News Releases > Health department investigating cases of illness at local restaurant chain
FORT WAYNE, Ind. (March 30, 2012) – The Fort Wayne-Allen County Department of Health is investigating a possible foodborne illness outbreak at a local restaurant chain.
The department has received multiple reports of illness from patrons who ate at the Cebolla’s Mexican Grill at 5930 West Jefferson Boulevard in Time Corners. About 20 people claim to have gotten sick after eating there on Sunday, March 25.
Although the investigation is ongoing and test results are pending, the symptoms are consistent with a type of viral gastroenteritis known as “norovirus.” It will likely be weeks before the investigation is concluded and findings are known.

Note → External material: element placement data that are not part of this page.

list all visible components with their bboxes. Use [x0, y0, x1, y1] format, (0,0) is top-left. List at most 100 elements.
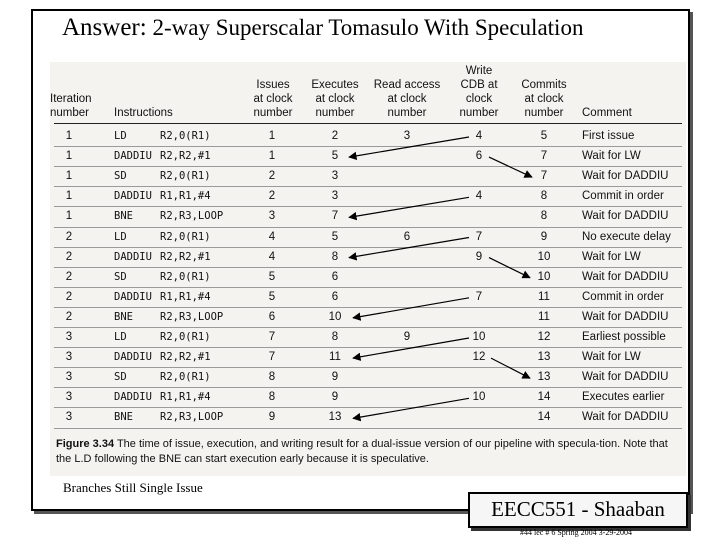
header-commits: Commits at clock number — [521, 79, 567, 119]
header-read-access: Read access at clock number — [373, 79, 441, 119]
cell-issue: 5 — [268, 270, 276, 283]
caption-text: The time of issue, execution, and writin… — [56, 438, 668, 465]
cell-commit: 11 — [538, 290, 550, 303]
header-instructions: Instructions — [114, 107, 173, 119]
cell-comment: Wait for DADDIU — [582, 270, 669, 283]
cell-args: R1,R1,#4 — [160, 391, 211, 404]
cell-iter: 2 — [65, 270, 73, 283]
cell-issue: 4 — [268, 250, 276, 263]
cell-comment: Commit in order — [582, 190, 664, 203]
cell-write: 12 — [472, 351, 486, 364]
cell-issue: 7 — [268, 351, 276, 364]
cell-exec: 3 — [331, 170, 339, 183]
row-rule — [54, 146, 682, 148]
cell-op: SD — [114, 170, 127, 183]
cell-args: R2,0(R1) — [160, 130, 211, 142]
cell-args: R2,0(R1) — [160, 270, 211, 283]
row-rule — [54, 246, 682, 248]
cell-commit: 13 — [537, 371, 551, 384]
row-rule — [54, 387, 682, 389]
cell-commit: 8 — [540, 190, 548, 203]
cell-issue: 6 — [268, 310, 276, 323]
cell-comment: Executes earlier — [582, 391, 665, 404]
cell-commit: 13 — [537, 351, 551, 364]
title-answer: Answer: — [62, 14, 147, 41]
cell-comment: Wait for DADDIU — [582, 310, 669, 323]
row-rule — [54, 367, 682, 369]
cell-iter: 3 — [65, 351, 73, 364]
cell-comment: Wait for LW — [582, 150, 641, 163]
cell-commit: 7 — [540, 170, 548, 183]
cell-op: BNE — [114, 210, 133, 223]
row-rule — [54, 327, 682, 328]
header-write-cdb: Write CDB at clock number — [459, 65, 499, 119]
cell-comment: Wait for DADDIU — [582, 170, 669, 183]
cell-read: 9 — [403, 331, 411, 343]
cell-write: 9 — [475, 250, 483, 263]
row-rule — [54, 186, 682, 188]
cell-exec: 5 — [331, 150, 339, 163]
cell-exec: 3 — [331, 190, 339, 203]
cell-exec: 5 — [331, 230, 339, 243]
cell-issue: 1 — [268, 130, 276, 142]
brand-label: EECC551 - Shaaban — [491, 497, 665, 521]
cell-op: LD — [114, 230, 127, 243]
cell-write: 7 — [475, 290, 483, 303]
figure-caption: Figure 3.34 The time of issue, execution… — [56, 437, 680, 467]
cell-commit: 10 — [537, 250, 551, 263]
row-rule — [54, 266, 682, 268]
cell-iter: 3 — [65, 411, 73, 424]
cell-issue: 8 — [268, 371, 276, 384]
cell-write: 10 — [472, 331, 486, 343]
cell-comment: First issue — [582, 130, 635, 142]
header-comment: Comment — [582, 107, 632, 119]
cell-exec: 6 — [331, 290, 339, 303]
cell-exec: 2 — [331, 130, 339, 142]
cell-iter: 2 — [65, 230, 73, 243]
header-executes: Executes at clock number — [311, 79, 359, 119]
cell-iter: 2 — [65, 290, 73, 303]
cell-op: DADDIU — [114, 150, 152, 163]
cell-comment: Wait for DADDIU — [582, 411, 669, 424]
cell-iter: 1 — [65, 150, 73, 163]
cell-iter: 3 — [65, 331, 73, 343]
cell-iter: 1 — [65, 170, 73, 183]
cell-write: 7 — [475, 230, 483, 243]
cell-iter: 2 — [65, 310, 73, 323]
cell-issue: 5 — [268, 290, 276, 303]
cell-commit: 5 — [540, 130, 548, 142]
cell-args: R2,R3,LOOP — [160, 310, 224, 323]
cell-args: R1,R1,#4 — [160, 290, 211, 303]
cell-op: BNE — [114, 411, 133, 424]
cell-commit: 7 — [540, 150, 548, 163]
cell-op: DADDIU — [114, 190, 152, 203]
cell-exec: 9 — [331, 391, 339, 404]
cell-op: SD — [114, 270, 127, 283]
cell-iter: 1 — [65, 130, 73, 142]
row-rule — [54, 347, 682, 349]
row-rule — [54, 206, 682, 208]
cell-op: LD — [114, 130, 127, 142]
cell-issue: 3 — [268, 210, 276, 223]
cell-issue: 7 — [268, 331, 276, 343]
cell-commit: 9 — [540, 230, 548, 243]
cell-comment: Wait for DADDIU — [582, 371, 669, 384]
cell-args: R2,R3,LOOP — [160, 210, 224, 223]
cell-args: R2,R2,#1 — [160, 150, 211, 163]
timing-table: Iteration number Instructions Issues at cl… — [50, 62, 686, 476]
cell-iter: 3 — [65, 371, 73, 384]
cell-exec: 6 — [331, 270, 339, 283]
cell-comment: Wait for DADDIU — [582, 210, 669, 223]
cell-exec: 8 — [331, 250, 339, 263]
cell-issue: 4 — [268, 230, 276, 243]
cell-args: R2,0(R1) — [160, 371, 211, 384]
header-rule — [54, 123, 682, 124]
title-text: 2-way Superscalar Tomasulo With Speculat… — [152, 15, 584, 40]
cell-args: R1,R1,#4 — [160, 190, 211, 203]
cell-iter: 1 — [65, 190, 73, 203]
brand-box: EECC551 - Shaaban — [468, 492, 688, 528]
row-rule — [54, 427, 682, 429]
cell-issue: 1 — [268, 150, 276, 163]
cell-commit: 11 — [538, 310, 550, 323]
cell-args: R2,0(R1) — [160, 170, 211, 183]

The management of Cebolla’s is fully cooperating with health officials in this investigation. The restaurant voluntarily closed on Thursday to thoroughly clean and disinfect. Any employees who have been sick recently will be tested for infection and excluded from work.
Gastroenteritis can be caused by a variety of viruses, one of which is norovirus. Because it so easily spreads in places such as restaurants, schools, nursing homes and cruise ships, norovirus is the leading cause of foodborne illness in the United States.
People often become infected by eating foods or drinking liquids that are contaminated with the virus, by touching surfaces or objects contaminated with the virus and then touching their mouth, or having direct contact with another person who is infected and showing symptoms.
Symptoms of gastrointestinal illness usually begin 24 to 48 hours after exposure and can include nausea, vomiting, diarrhea and stomach cramping. Anyone who develops symptoms should stay home and wash their hands frequently.
For more information, visit www.allencountyhealth.com or call 449-7561.
Norovirus illness is often called "food poisoning" or "stomach flu." But norovirus illness is not the only cause of food poisoning and is not related to the flu, which is a respiratory illness. Symptoms of norovirus infection usually include diarrhea, vomiting, nausea and stomach cramping. Other, less common symptoms, may include low-grade fever, chills, headache, muscle aches and fatigue. Most people will recover in one or two days and suffer no long-term health effects from the illness. However, young children and the elderly are at higher risk for dehydration and should drink plenty of liquids to replace liquids lost to vomiting and diarrhea. The best way to keep from spreading the virus is to wash your hands thoroughly with soap and water, especially after using the bathroom, changing diapers or preparing food. Contaminated surfaces should also be cleaned and disinfected with a bleach solution.